Samples of Writing by Carol Fuccillo
Water, and what to do about it ... for the next 40 years By Carol Fuccillo Special toThe SUN
A Facebook Post by Carol:
I’ve overcome fears that I’d never had in my youth, but through life and some trauma, had evolved into monolithic walls that I knew I had to overcome.
And I’ve done so.
I’ve also faced fears that I never knew existed and I’m still in the process of overcoming those fears.
I’ve learned what love is. What true love is.
What a gift.
Learning to love again, in any capacity, when your walls had turned to nearly impermeable stone, is a process.
A slow, iterative, and sometimes painful process.
Because you can get hurt.
And when your heart is out there, after being under wraps for a very long time, it’s still a little tender and tentative.
But you need to put it out there – because the alternative is much worse.
Anytime you love, either with a lover or a friend, you put yourself out there – because people are fallible and changeable.
The reality is - the right people in your life will stay – the wrong ones will leave, but at least you are open to being in IT – IT meaning life, and life is love.
What if we loved our God that much? Because our God loves us more than anything. Each and every one of us.
When I think that I can only find rest in a lover’s arms or presence or a friend’s comfort, that’s ridiculous – I should have all my fulfillment in my Creator. Because my Creator will not purposely or accidentally hurt me. Because our Creator IS love. Perfect love.
In that perfect love, there is true rest and comfort – no ONE can provide you with that security and comfort – because we are not God. We can reflect God’s love as best we can and I know many people who do.

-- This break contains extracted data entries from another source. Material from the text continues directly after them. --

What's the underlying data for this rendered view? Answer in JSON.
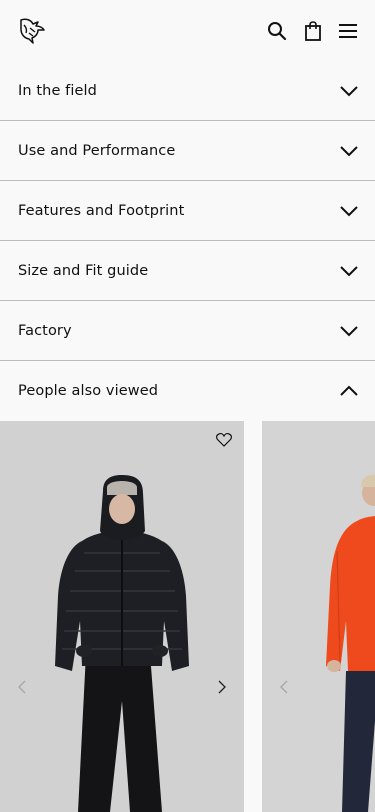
{
  "header": {
    "logo_icon": "mountain-bird-logo",
    "actions": [
      "search-icon",
      "shopping-bag-icon",
      "hamburger-menu-icon"
    ]
  },
  "accordion": {
    "items": [
      {
        "label": "In the field",
        "state": "collapsed"
      },
      {
        "label": "Use and Performance",
        "state": "collapsed"
      },
      {
        "label": "Features and Footprint",
        "state": "collapsed"
      },
      {
        "label": "Size and Fit guide",
        "state": "collapsed"
      },
      {
        "label": "Factory",
        "state": "collapsed"
      },
      {
        "label": "People also viewed",
        "state": "expanded"
      }
    ]
  },
  "carousel": {
    "products": [
      {
        "image": "black hooded down jacket with black pants",
        "favorite_icon": "heart-outline-icon"
      },
      {
        "image": "orange fleece jacket with navy pants",
        "favorite_icon": "heart-outline-icon"
      }
    ]
  },
  "colors": {
    "background": "#f9f9f9",
    "divider": "#bdbdbd",
    "card_background": "#d1d1d1",
    "accent_orange": "#ee4a1d"
  }
}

I strive for this but I am a sinner and I know it – I struggle with anger, lust, fear, etc. Every day. I think we all do. There is no perfect person. There are many who are closer to God than I am. For sure.
Someone once told me that they wished they could love God as much as they loved me. Wow. It brought tears to my eyes because I felt an all-encompassing love from that. But feelings can change and people change, and you never know. That’s the kind of love I want to feel for my God and from my God.
But it is up to us to take God’s hand and God will help us learn to do just that.